Titre original : Kiss kiss, 1960   ISFDB
Traduction de Elisabeth GASPAR

GALLIMARD (Paris, France), coll. L'Air du temps précédent dans la collection n° 171
Dépôt légal : 1962
Première édition
Recueil de nouvelles
ISBN : 2-07-021736-1
Genre : Hors Genre

Critiques

    Ce recueil de nouvelles est digne de « Bizarre ! Bizarre ! » du même auteur, qui l'avait précédé dans la même collection. La traduction est l'œuvre d'Élisabeth Gaspar seule, et le résultat est un peu plus satisfaisant que celui que la même adaptatrice avait obtenu en collaborant avec Hilda Barberis pour le recueil plus ancien. Il y a certes encore des faiblesses, la plus grande étant celle qui édulcore la fin de « Edward le conquérant ». Dans la version originale, le personnage du titre tentait de calmer la très grande colère de sa femme ; la nouvelle se terminait par l'exclamation : « Louisa ! Louisa, assieds-toi ! » ces derniers mots, en italiques, suggérant une élévation de la voix, la peur que l'homme éprouvait peut-être en voyant sa femme s'avancer menaçante vers lui.

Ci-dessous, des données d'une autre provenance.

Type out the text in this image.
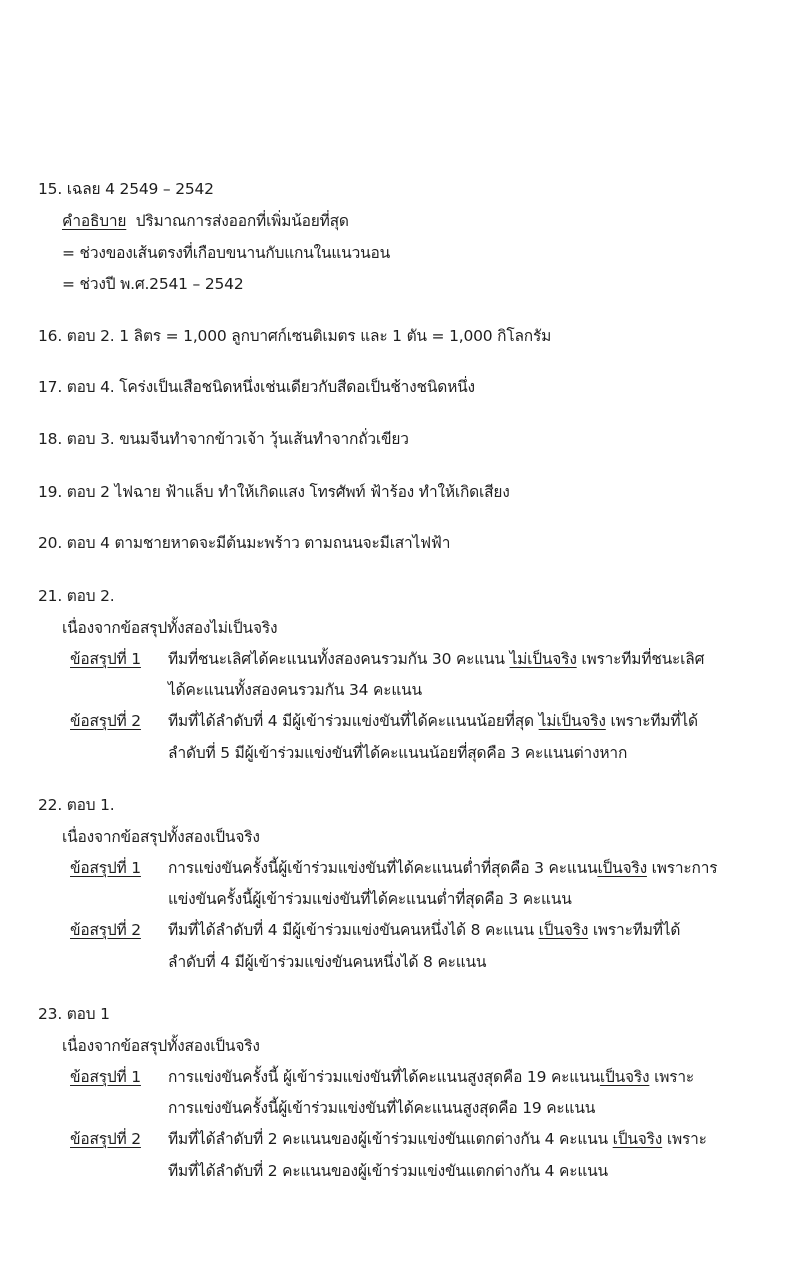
15. เฉลย 4 2549 – 2542
คำอธิบาย ปริมาณการส่งออกที่เพิ่มน้อยที่สุด
= ช่วงของเส้นตรงที่เกือบขนานกับแกนในแนวนอน
= ช่วงปี พ.ศ.2541 – 2542
16. ตอบ 2. 1 ลิตร = 1,000 ลูกบาศก์เซนติเมตร และ 1 ตัน = 1,000 กิโลกรัม
17. ตอบ 4. โคร่งเป็นเสือชนิดหนึ่งเช่นเดียวกับสีดอเป็นช้างชนิดหนึ่ง
18. ตอบ 3. ขนมจีนทำจากข้าวเจ้า วุ้นเส้นทำจากถั่วเขียว
19. ตอบ 2 ไฟฉาย ฟ้าแล็บ ทำให้เกิดแสง โทรศัพท์ ฟ้าร้อง ทำให้เกิดเสียง
20. ตอบ 4 ตามชายหาดจะมีต้นมะพร้าว ตามถนนจะมีเสาไฟฟ้า
21. ตอบ 2.
เนื่องจากข้อสรุปทั้งสองไม่เป็นจริง
ข้อสรุปที่ 1 ทีมที่ชนะเลิศได้คะแนนทั้งสองคนรวมกัน 30 คะแนน ไม่เป็นจริง เพราะทีมที่ชนะเลิศ
ได้คะแนนทั้งสองคนรวมกัน 34 คะแนน
ข้อสรุปที่ 2 ทีมที่ได้ลำดับที่ 4 มีผู้เข้าร่วมแข่งขันที่ได้คะแนนน้อยที่สุด ไม่เป็นจริง เพราะทีมที่ได้
ลำดับที่ 5 มีผู้เข้าร่วมแข่งขันที่ได้คะแนนน้อยที่สุดคือ 3 คะแนนต่างหาก
22. ตอบ 1.
เนื่องจากข้อสรุปทั้งสองเป็นจริง
ข้อสรุปที่ 1 การแข่งขันครั้งนี้ผู้เข้าร่วมแข่งขันที่ได้คะแนนต่ำที่สุดคือ 3 คะแนนเป็นจริง เพราะการ
แข่งขันครั้งนี้ผู้เข้าร่วมแข่งขันที่ได้คะแนนต่ำที่สุดคือ 3 คะแนน
ข้อสรุปที่ 2 ทีมที่ได้ลำดับที่ 4 มีผู้เข้าร่วมแข่งขันคนหนึ่งได้ 8 คะแนน เป็นจริง เพราะทีมที่ได้
ลำดับที่ 4 มีผู้เข้าร่วมแข่งขันคนหนึ่งได้ 8 คะแนน
23. ตอบ 1
เนื่องจากข้อสรุปทั้งสองเป็นจริง
ข้อสรุปที่ 1 การแข่งขันครั้งนี้ ผู้เข้าร่วมแข่งขันที่ได้คะแนนสูงสุดคือ 19 คะแนนเป็นจริง เพราะ
การแข่งขันครั้งนี้ผู้เข้าร่วมแข่งขันที่ได้คะแนนสูงสุดคือ 19 คะแนน
ข้อสรุปที่ 2 ทีมที่ได้ลำดับที่ 2 คะแนนของผู้เข้าร่วมแข่งขันแตกต่างกัน 4 คะแนน เป็นจริง เพราะ
ทีมที่ได้ลำดับที่ 2 คะแนนของผู้เข้าร่วมแข่งขันแตกต่างกัน 4 คะแนน
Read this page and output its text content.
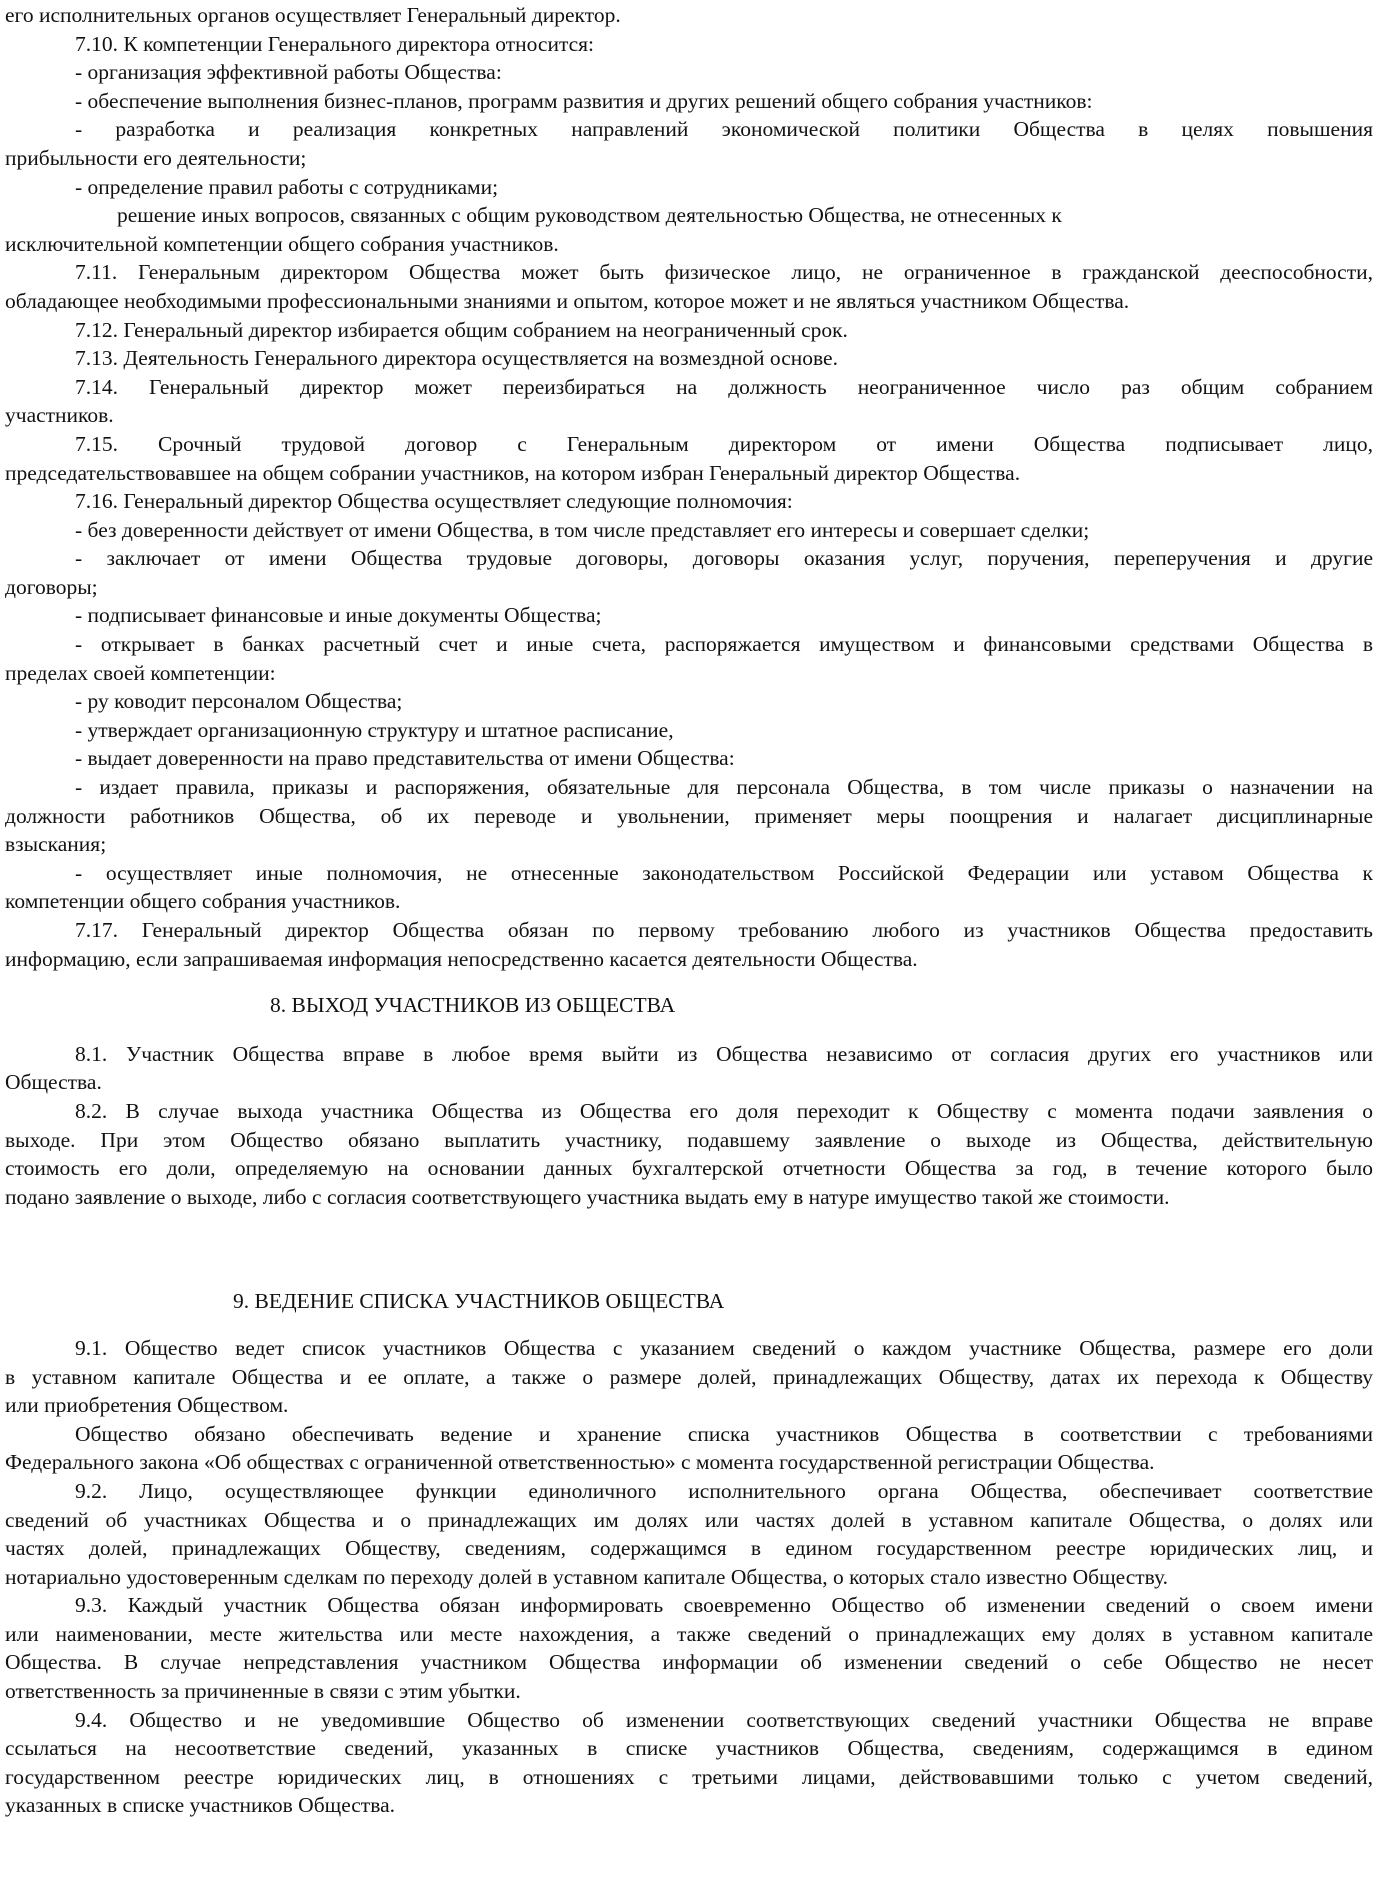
его исполнительных органов осуществляет Генеральный директор.
7.10. К компетенции Генерального директора относится:
- организация эффективной работы Общества:
- обеспечение выполнения бизнес-планов, программ развития и других решений общего собрания участников:
- разработка и реализация конкретных направлений экономической политики Общества в целях повышения
прибыльности его деятельности;
- определение правил работы с сотрудниками;
решение иных вопросов, связанных с общим руководством деятельностью Общества, не отнесенных к
исключительной компетенции общего собрания участников.
7.11. Генеральным директором Общества может быть физическое лицо, не ограниченное в гражданской дееспособности,
обладающее необходимыми профессиональными знаниями и опытом, которое может и не являться участником Общества.
7.12. Генеральный директор избирается общим собранием на неограниченный срок.
7.13. Деятельность Генерального директора осуществляется на возмездной основе.
7.14. Генеральный директор может переизбираться на должность неограниченное число раз общим собранием
участников.
7.15. Срочный трудовой договор с Генеральным директором от имени Общества подписывает лицо,
председательствовавшее на общем собрании участников, на котором избран Генеральный директор Общества.
7.16. Генеральный директор Общества осуществляет следующие полномочия:
- без доверенности действует от имени Общества, в том числе представляет его интересы и совершает сделки;
- заключает от имени Общества трудовые договоры, договоры оказания услуг, поручения, переперучения и другие
договоры;
- подписывает финансовые и иные документы Общества;
- открывает в банках расчетный счет и иные счета, распоряжается имуществом и финансовыми средствами Общества в
пределах своей компетенции:
- ру ководит персоналом Общества;
- утверждает организационную структуру и штатное расписание,
- выдает доверенности на право представительства от имени Общества:
- издает правила, приказы и распоряжения, обязательные для персонала Общества, в том числе приказы о назначении на
должности работников Общества, об их переводе и увольнении, применяет меры поощрения и налагает дисциплинарные
взыскания;
- осуществляет иные полномочия, не отнесенные законодательством Российской Федерации или уставом Общества к
компетенции общего собрания участников.
7.17. Генеральный директор Общества обязан по первому требованию любого из участников Общества предоставить
информацию, если запрашиваемая информация непосредственно касается деятельности Общества.
8. ВЫХОД УЧАСТНИКОВ ИЗ ОБЩЕСТВА
8.1. Участник Общества вправе в любое время выйти из Общества независимо от согласия других его участников или
Общества.
8.2. В случае выхода участника Общества из Общества его доля переходит к Обществу с момента подачи заявления о
выходе. При этом Общество обязано выплатить участнику, подавшему заявление о выходе из Общества, действительную
стоимость его доли, определяемую на основании данных бухгалтерской отчетности Общества за год, в течение которого было
подано заявление о выходе, либо с согласия соответствующего участника выдать ему в натуре имущество такой же стоимости.
9. ВЕДЕНИЕ СПИСКА УЧАСТНИКОВ ОБЩЕСТВА
9.1. Общество ведет список участников Общества с указанием сведений о каждом участнике Общества, размере его доли
в уставном капитале Общества и ее оплате, а также о размере долей, принадлежащих Обществу, датах их перехода к Обществу
или приобретения Обществом.
Общество обязано обеспечивать ведение и хранение списка участников Общества в соответствии с требованиями
Федерального закона «Об обществах с ограниченной ответственностью» с момента государственной регистрации Общества.
9.2. Лицо, осуществляющее функции единоличного исполнительного органа Общества, обеспечивает соответствие
сведений об участниках Общества и о принадлежащих им долях или частях долей в уставном капитале Общества, о долях или
частях долей, принадлежащих Обществу, сведениям, содержащимся в едином государственном реестре юридических лиц, и
нотариально удостоверенным сделкам по переходу долей в уставном капитале Общества, о которых стало известно Обществу.
9.3. Каждый участник Общества обязан информировать своевременно Общество об изменении сведений о своем имени
или наименовании, месте жительства или месте нахождения, а также сведений о принадлежащих ему долях в уставном капитале
Общества. В случае непредставления участником Общества информации об изменении сведений о себе Общество не несет
ответственность за причиненные в связи с этим убытки.
9.4. Общество и не уведомившие Общество об изменении соответствующих сведений участники Общества не вправе
ссылаться на несоответствие сведений, указанных в списке участников Общества, сведениям, содержащимся в едином
государственном реестре юридических лиц, в отношениях с третьими лицами, действовавшими только с учетом сведений,
указанных в списке участников Общества.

Dans le texte français, par souci d'économie typographique ou par simple maladresse, il n'y a pas d'italiques, et l'exclamation du protagoniste est réduite à un bien paisible « Assieds-toi, Louisa, assieds-toi, va ! » Cela enlève assurément quelque chose au texte, car un aspect de l'art de Roald Dahl réside précisément en la suggestion d'une tension croissante, de catastrophe ou de drames qui pourront se dérouler après que le narrateur ait cessé le récit. 

    Le précédent recueil de nouvelles de Roald Dahl portait, sur la couverture, l'indication de la série dans laquelle il est publié (« L'air du temps »), sans précision supplémentaire. Pour celui-ci, on a jugé bon d'ajouter, bien clairement l'indication « Humour ». C'est le cas ou jamais de s'exclamer bizarre, bizarre, car ce n'est assurément pas par leur humour que ces récits frappent surtout le lecteur. Si humour il y a, ce n'est que par moments, et celui-ci est presque invariablement noir. Roald Dahl n'a rien d'un auteur d'histoires marseillaises, le ton acide de ses récits et leur cruauté implacable de dissection psychologique situent « Kiss kiss » aussi loin des « Histoires de Marie-Chantal et de beaucoup d'autres » que de « La réalité dépasse la fiction » – pour citer deux autres titres de la série dans laquelle cet ouvrage se trouve placé.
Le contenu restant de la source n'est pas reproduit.